McManaman could become that 20 goal per season striker that Latics have lacked since the days of Ellington and Roberts. Last season he was usually played wide and scored three goals in 19 starts and 13 appearances off the bench. He has already exceeded last year’s goal tally with four goals in his first five league starts. Moreover the goals have been superbly executed.

It is to be hoped that McManaman can steer clear of the injuries that have impeded his progress over the past year or so. Being a flair player brings him extra attention from opposition defenders and Rosler has already publicly stated his views that the player needs due protection from referees, which at times he has not had. In recent matches Rosler has adopted the 3-5-2 formation, with McManaman able to operate in a free role upfront. That role not only gives him more of the ball, but makes it harder for defences to mark him out of the game. Playing on the wing in a 4-3-3 formation will remain an option, but if Rosler is to get the best out of his key flair player he will need to look at playing him in a role that is not so restricting.

James McClean has not featured so far due to an ankle injury sustained in pre-season training. McClean was called into Martin O’Neill’s Ireland squad this week, but the manager considered him short of match fitness. McClean can be such an exciting player with his pace and aggression, but too often flattered to deceive last season. He has a career record of scoring a goal in every five appearances, but last year could only muster four goals in 25 league starts and 14 times coming on off the bench.

McClean and McManaman are different types of players, but with similar strike rates during their careers. Having had to play on the left so frequently during his career McManaman packs a strong punch with his left foot, although he favours his right. McClean showed that he can use his right foot to score goals at Ipswich last season, with a well taken goal from a cross from the right. Owen Coyle sometimes put him on the right, but he looked like duck out of water, seemingly too left footed to adjust. Rosler also tried him there without conspicuous success.

McClean cannot be faulted for effort, frequently helping out his full back and going forward on his marauding runs. At his best he adds enthusiasm to the team and can cause panic in opposition defences. The Irishman is still only 25 years old and his best is yet to come. Perhaps a switch from the left wing to the kind of free role that McManaman has been enjoying could open doors for McClean. The Irishman’s career record shows that he can score goals and make assists. If he can improve his finishing this season he will make a major impact.

Shaun Maloney can certainly score goals, as well as provide assists. Despite his lack of match fitness he has been called up for the Scotland squad to play Germany. At 31 years of age and an injury-struck career can the fan favourite make his mark on the season? Rosler certainly has him in his plans. Only time will tell if the Scot can stay fit and produce that same brand of skillful football that we have seen from him at his best. His combination with Waghorn for a beautifully engineered goal against Birmingham was a joy to see and whetted our appetites for what is to come. Maloney had spotted Waghorn’s run and laid the ball into his path for what appeared to be a simple tap-in.

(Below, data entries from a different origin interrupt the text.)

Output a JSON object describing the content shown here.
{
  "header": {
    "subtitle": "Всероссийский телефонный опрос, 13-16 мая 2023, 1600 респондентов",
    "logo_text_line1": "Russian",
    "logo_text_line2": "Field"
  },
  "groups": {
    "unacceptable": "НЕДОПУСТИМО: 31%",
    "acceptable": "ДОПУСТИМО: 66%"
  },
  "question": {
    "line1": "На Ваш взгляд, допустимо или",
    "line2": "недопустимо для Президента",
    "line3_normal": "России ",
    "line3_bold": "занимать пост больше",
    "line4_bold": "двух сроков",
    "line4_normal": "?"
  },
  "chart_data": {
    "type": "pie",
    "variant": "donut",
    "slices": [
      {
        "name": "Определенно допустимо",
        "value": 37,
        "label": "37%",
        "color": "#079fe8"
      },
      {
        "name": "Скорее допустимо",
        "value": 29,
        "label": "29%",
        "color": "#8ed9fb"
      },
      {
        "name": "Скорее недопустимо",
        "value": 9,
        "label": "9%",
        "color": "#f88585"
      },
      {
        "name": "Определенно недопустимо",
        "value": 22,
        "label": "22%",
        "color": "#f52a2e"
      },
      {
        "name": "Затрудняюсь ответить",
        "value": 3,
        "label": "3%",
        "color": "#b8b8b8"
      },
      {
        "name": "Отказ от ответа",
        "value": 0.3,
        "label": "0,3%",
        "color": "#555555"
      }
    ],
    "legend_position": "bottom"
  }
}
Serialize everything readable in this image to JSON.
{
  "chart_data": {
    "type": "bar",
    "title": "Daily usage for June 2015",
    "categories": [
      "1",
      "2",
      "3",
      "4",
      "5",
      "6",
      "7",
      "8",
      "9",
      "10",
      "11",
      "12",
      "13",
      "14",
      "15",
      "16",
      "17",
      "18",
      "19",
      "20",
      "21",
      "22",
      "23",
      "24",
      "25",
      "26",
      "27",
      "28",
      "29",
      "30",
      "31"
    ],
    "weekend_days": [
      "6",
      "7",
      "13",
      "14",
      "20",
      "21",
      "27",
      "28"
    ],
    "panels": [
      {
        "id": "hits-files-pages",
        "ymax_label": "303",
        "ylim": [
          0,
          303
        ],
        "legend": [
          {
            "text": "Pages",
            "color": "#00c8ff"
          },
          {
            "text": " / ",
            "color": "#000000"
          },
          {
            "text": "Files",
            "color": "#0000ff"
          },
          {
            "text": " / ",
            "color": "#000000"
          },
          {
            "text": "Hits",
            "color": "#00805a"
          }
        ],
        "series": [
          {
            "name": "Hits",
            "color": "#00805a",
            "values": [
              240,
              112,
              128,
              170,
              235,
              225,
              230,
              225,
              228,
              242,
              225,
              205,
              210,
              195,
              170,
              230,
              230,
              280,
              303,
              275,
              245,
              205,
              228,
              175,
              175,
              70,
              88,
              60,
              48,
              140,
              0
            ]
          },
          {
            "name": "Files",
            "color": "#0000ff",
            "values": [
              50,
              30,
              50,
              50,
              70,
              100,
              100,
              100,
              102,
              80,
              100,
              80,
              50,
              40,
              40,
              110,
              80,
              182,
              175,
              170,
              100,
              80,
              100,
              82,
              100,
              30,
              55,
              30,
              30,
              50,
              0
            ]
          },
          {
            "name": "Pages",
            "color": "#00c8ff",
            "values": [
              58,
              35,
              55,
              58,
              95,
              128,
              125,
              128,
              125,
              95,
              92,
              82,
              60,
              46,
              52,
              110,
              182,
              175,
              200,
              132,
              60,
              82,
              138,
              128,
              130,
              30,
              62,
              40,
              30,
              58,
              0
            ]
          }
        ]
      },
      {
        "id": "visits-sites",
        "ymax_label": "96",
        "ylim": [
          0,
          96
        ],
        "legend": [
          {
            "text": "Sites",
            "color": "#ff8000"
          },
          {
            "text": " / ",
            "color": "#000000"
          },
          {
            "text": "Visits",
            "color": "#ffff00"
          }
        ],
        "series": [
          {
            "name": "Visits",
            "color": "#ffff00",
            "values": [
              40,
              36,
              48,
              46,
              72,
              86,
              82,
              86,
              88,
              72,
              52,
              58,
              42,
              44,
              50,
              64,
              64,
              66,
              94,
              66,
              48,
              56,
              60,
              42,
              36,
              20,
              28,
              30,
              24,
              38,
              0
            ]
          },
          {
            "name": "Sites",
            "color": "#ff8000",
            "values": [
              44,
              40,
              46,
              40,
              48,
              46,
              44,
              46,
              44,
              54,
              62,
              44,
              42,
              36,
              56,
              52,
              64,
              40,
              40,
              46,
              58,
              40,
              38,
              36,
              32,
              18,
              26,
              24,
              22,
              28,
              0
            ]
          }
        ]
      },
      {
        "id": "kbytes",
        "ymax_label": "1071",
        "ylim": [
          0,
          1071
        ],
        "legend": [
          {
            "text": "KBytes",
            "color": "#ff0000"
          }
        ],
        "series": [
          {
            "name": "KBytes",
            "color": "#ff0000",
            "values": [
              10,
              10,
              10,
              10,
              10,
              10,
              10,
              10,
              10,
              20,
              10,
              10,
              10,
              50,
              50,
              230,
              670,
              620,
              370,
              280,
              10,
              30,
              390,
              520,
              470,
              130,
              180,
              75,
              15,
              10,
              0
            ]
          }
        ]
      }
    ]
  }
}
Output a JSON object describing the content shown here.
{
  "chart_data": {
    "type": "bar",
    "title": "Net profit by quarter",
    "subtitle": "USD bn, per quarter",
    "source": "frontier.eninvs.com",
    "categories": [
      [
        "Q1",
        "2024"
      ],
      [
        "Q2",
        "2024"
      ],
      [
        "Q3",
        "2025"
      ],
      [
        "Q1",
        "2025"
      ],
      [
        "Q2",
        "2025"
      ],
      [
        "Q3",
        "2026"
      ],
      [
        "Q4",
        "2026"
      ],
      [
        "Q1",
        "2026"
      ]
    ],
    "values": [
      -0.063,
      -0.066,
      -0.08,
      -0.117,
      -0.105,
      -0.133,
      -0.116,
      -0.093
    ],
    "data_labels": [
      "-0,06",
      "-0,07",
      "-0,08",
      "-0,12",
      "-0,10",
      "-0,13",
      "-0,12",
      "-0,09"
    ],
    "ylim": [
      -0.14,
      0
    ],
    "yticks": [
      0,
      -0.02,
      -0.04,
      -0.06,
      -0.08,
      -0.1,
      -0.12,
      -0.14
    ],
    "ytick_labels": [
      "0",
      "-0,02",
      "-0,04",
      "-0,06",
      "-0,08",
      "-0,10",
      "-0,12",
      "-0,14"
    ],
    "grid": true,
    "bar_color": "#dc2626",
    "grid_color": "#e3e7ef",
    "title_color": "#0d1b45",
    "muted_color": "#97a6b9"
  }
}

Grant Holt’s future at the club remains uncertain. The player has had a nightmare time at the club and the abuse he has taken on the social media goes way beyind the norm. A fresh start at another club would appear to be the best case scenario for the player. But at 33 years of age, with his salary expectations, will it happen?

Rosler now has a much stronger strike force, with variety to match. His challenge will be in getting the best out of each of those players. With good service from midfield the strikers he has are capable of scoring lots of goals. We will then see the end of the goal drought that dogged Latics’ promotion chances last year.